For instance, the Apple HealthKit has the promise to crowdsource data in real time for clinical research or postmarket analysis, a goal that academia is eager to pursue. The influence that this real-world data may have on value-driven stakeholders like payers and policy makers will be interesting to witness, while the creative opportunities are inherent, and, frankly, freaking cool.
Ask your doctor
Something unique to the US—and perhaps New Zealand—market that will also elicit new creative exploration is updated guidance for the safety information required on direct-to-consumer communications. Anecdotal and clinical experience tell us that fair balance requirements such as a brief summary can be confusing to, or even ignored by, the patients they’re designed to inform.
To ameliorate this, the FDA has endeavored to update the wording to find “consumer-friendly language…designed for understanding by a broad target audience with various levels of literacy skills.” While the vernacular translation of medical jargon is the quick fix, the means by which we can create more intuitive understanding of risk information remains to be explored, and its effect on patient lives will be an engaging trend to watch.
Where we’re going, we don’t need roads
New frontiers in medicine expand in every direction, and the marriage of biology and design makes science fiction look like prophecy. With new strategies emerging, including monoclonal antibodies, immunotherapy, 3-D printing pills (for better swallowing) and prosthetics (for better function), mind-controlled robotics, medical marijuana, nanobots and viral oncology, my creative mind dizzies with the anticipation of a new renaissance in healthcare marketing. I want to tell these stories; I’m sure you do too, but when?
Medical and technological advancements will move forward despite pharma business goals aimed at maximizing profits. It makes more business sense to extend the life cycle of an established brand or renew a patent on an older molecule than to branch out into new areas. But while there is a market for the “me-too” brands, and a rise in the generics game, we should all be clear on the trend in medical science: There will be new cures—and we can be the ones to tell the world.
Another exciting trend in medical advancements is that the patient experience is increasingly an initial ingredient of healthcare solutions. The user-first ethos, so prevalent in tech products, has lent itself to society at large. As users, we expect things to just work, so we want our healthcare products to just work, too.
What’s more, we’re at the dawn of limitless interconnectivity among all the things that fill our day (from shoes to cars). The big data gleaned through such connections (like the Apple HealthKit) has immense potential to improve patients’ lives. The Internet of things can include pharma too. What Nike did for sports connectivity, we can do for medical connectivity.
Grab your sunglasses
The future of health brand marketing is bright. The confluence of regulatory and corporate alignment, coupled with new research and development efforts from melding disciplines, puts forth a lot to look forward to, creatively speaking.

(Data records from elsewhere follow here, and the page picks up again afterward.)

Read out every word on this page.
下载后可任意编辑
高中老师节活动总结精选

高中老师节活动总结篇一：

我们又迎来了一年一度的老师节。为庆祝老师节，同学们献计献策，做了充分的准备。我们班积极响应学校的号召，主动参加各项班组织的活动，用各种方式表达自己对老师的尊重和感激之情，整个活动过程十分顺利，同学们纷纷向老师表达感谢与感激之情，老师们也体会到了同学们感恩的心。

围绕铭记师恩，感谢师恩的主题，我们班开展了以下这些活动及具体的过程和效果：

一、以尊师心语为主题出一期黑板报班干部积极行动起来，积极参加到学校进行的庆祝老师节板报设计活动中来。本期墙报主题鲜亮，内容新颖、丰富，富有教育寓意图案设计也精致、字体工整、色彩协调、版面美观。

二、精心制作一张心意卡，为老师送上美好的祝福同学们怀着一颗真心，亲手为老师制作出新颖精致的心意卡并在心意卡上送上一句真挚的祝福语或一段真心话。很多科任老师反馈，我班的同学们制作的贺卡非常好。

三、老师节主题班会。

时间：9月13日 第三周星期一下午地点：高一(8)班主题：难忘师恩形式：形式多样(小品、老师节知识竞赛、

Finding a way to tell a story beyond art and copy is an awesome responsibility we few can take on—with or without Ted Chaough’s mustache.

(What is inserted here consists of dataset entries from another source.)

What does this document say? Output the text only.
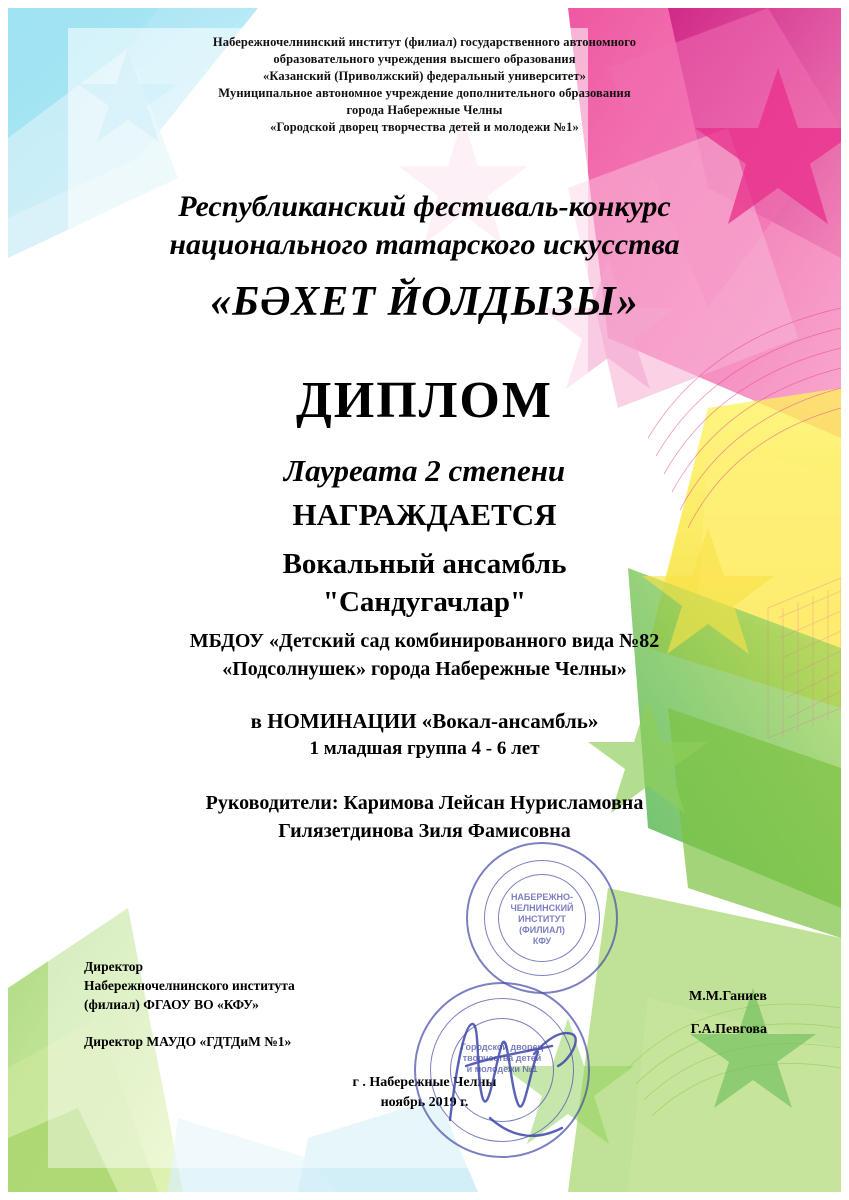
Набережночелнинский институт (филиал) государственного автономного
образовательного учреждения высшего образования
«Казанский (Приволжский) федеральный университет»
Муниципальное автономное учреждение дополнительного образования
города Набережные Челны
«Городской дворец творчества детей и молодежи №1»
Республиканский фестиваль-конкурс
национального татарского искусства
«БӘХЕТ ЙОЛДЫЗЫ»
ДИПЛОМ
Лауреата 2 степени
НАГРАЖДАЕТСЯ
Вокальный ансамбль
"Сандугачлар"
МБДОУ «Детский сад комбинированного вида №82
«Подсолнушек» города Набережные Челны»
в НОМИНАЦИИ «Вокал-ансамбль»
1 младшая группа 4 - 6 лет
Руководители: Каримова Лейсан Нурисламовна
Гилязетдинова Зиля Фамисовна
Директор
Набережночелнинского института
(филиал) ФГАОУ ВО «КФУ»
Директор МАУДО «ГДТДиМ №1»
М.М.Ганиев
Г.А.Певгова
г . Набережные Челны
ноябрь 2019 г.
НАБЕРЕЖНО-
ЧЕЛНИНСКИЙ
ИНСТИТУТ
(ФИЛИАЛ)
КФУ
Городской дворец
творчества детей
и молодежи №1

As for me: I expect to spearhead new business in the coming decade. Some RFP down the road will ask for experience not just in therapeutic categories, but in engineering and app development categories. There will inevitably be a personal device that tests for viral load or tumor antigen or A1C, pings your doctor the results, crowdsources data trends for your geography, and informs payers and policy makers so the cure can get to where it needs to go in a way that draws value for all parties. See you at the pitch.
Nick McDowell is a member of the Creative team, where he lends his hardcore copywriting chops to brands across any number of therapeutic categories, bringing together the best of branded and unbranded thinking to tell stories that resonate with healthcare providers and patients alike. And yes, he misses Mad Men, too.